一排一列的木欄矗立在地麵上,柵欄上編滿了動物的皮毛,以及各色的彩帶,一眼望去五顏六色煞是好看。
但可怕的是那木欄頂端都插滿了人頭,人頭似乎被一種極佳的防腐措施給保存著,即便是在這種陰冷潮濕的環境下還沒有腐爛。
他們還紮著辮子,看得出來是有些年代的死者了,我大致的算了算兩排過去,起碼也有半百的數量了。
人頭欄杆的中間是一條筆直的碎石子路,石子上似乎被噴了什麽顏色猩紅一片,估摸著是血液滲透的原因。
“是殉葬坑?”李明河蹲下來摸了摸道路上的石頭,接著印證了我的猜測:“是血啊!”
“什麽血?”我問他。
這可不是開玩笑的,要是動物血還好,我就當這裏是個屠宰場了,這要是人血的話,十有八九就真的是大凶之地了。
“看不出來。”明河搖了搖頭,站起來舉著手電往那些人頭上照去。
看了半天他接著說:“不過我感覺像是這些人頭的,他們的頸脖子都是刀具直切的,然後熱乎著插進木樁,你們想想那出血量得多大。

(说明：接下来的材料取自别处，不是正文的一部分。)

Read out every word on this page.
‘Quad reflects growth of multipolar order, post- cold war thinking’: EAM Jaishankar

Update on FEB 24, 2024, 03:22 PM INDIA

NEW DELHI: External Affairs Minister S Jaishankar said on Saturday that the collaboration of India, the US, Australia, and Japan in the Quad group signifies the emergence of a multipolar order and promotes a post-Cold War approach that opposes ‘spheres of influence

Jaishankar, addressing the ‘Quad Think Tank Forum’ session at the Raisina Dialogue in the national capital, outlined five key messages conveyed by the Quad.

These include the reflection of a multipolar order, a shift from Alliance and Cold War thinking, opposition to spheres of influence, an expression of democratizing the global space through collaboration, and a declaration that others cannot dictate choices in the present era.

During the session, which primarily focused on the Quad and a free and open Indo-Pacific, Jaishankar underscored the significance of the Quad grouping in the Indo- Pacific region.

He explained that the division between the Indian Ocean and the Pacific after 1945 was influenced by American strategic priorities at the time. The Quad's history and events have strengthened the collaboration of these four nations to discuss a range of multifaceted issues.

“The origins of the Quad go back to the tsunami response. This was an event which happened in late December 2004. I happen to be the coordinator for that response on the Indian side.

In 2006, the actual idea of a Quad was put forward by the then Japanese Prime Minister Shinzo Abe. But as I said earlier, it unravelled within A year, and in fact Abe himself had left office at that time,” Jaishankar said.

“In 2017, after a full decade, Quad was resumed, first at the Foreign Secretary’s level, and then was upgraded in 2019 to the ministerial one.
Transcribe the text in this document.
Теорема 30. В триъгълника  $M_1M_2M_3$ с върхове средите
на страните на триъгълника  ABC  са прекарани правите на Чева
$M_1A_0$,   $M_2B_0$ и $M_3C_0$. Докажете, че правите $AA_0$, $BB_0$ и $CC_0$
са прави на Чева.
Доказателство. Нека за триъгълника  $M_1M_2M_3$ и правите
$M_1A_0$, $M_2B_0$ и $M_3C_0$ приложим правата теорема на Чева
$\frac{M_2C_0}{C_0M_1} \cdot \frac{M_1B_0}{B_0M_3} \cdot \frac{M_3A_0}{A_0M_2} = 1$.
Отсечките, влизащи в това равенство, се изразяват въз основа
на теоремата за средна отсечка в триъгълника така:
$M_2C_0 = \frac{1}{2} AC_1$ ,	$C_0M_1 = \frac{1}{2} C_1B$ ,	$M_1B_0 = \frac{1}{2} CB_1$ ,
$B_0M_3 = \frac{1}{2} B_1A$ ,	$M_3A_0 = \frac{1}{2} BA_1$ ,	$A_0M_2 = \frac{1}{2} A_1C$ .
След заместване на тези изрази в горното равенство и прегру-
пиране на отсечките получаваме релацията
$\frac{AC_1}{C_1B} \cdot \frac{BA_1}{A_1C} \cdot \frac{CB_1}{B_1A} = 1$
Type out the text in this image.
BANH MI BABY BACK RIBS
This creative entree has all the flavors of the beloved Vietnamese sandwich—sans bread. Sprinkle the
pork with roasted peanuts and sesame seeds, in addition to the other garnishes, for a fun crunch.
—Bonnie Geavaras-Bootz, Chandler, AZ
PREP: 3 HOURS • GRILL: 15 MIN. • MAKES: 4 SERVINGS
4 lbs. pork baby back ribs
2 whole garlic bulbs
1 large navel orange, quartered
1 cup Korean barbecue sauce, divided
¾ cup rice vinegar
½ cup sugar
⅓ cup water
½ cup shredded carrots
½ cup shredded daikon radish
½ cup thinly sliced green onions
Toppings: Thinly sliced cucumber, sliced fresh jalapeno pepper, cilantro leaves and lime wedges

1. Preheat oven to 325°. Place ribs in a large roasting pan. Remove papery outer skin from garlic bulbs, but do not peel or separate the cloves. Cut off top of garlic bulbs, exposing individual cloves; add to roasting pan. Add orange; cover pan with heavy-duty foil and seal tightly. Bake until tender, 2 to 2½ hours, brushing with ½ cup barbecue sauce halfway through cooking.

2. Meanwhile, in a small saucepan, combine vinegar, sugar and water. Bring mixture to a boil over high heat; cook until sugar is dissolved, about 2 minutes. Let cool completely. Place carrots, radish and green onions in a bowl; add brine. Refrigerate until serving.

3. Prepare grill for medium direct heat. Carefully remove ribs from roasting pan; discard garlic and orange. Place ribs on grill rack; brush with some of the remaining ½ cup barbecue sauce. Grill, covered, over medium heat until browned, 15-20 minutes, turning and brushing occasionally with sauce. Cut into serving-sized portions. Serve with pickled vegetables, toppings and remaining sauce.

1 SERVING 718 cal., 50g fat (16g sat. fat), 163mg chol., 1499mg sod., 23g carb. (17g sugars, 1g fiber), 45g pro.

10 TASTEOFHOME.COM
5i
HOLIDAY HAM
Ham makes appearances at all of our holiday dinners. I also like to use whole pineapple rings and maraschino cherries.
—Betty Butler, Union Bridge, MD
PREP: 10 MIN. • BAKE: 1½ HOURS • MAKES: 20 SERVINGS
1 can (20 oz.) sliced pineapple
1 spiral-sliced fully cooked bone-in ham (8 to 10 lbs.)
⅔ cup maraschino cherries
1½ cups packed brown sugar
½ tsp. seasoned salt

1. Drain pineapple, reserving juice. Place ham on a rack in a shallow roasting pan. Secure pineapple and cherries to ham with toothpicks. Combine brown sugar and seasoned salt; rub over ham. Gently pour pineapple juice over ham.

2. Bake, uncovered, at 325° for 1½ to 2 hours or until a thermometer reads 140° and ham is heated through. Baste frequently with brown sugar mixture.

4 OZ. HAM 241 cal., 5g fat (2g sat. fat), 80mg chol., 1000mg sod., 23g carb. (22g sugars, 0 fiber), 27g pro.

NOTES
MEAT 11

”
想了一下那個場麵,渾身止不住地打了個寒戰。
“媽的,你能不能講點好聽的?”
“好聽的有個屁用。”鐵頭白了我一眼,“這種情況下,我們要務實,別整虛的,難不成我告訴你,這是你前女友大姨媽的血,你是不是心裏就好受多了,還能往前跑兩步?”
我重新帶入了一下,別說還真是這樣。
但鐵頭沒有和我多扯,他擺了擺手,讓小易繼續往前走,去看點燃光源的人到底是誰。
這邊他轉頭將目光放在人頭之上後,愣了一下,旋即發出“咦”的一聲。
接著似乎分辨出了什麽,“是祭祀,你們看他們的嘴巴,嘴巴裏有東西。”
經他一說,我這才留意到,那些人頭的嘴巴都是鼓的,裏麵似乎被塞了什麽。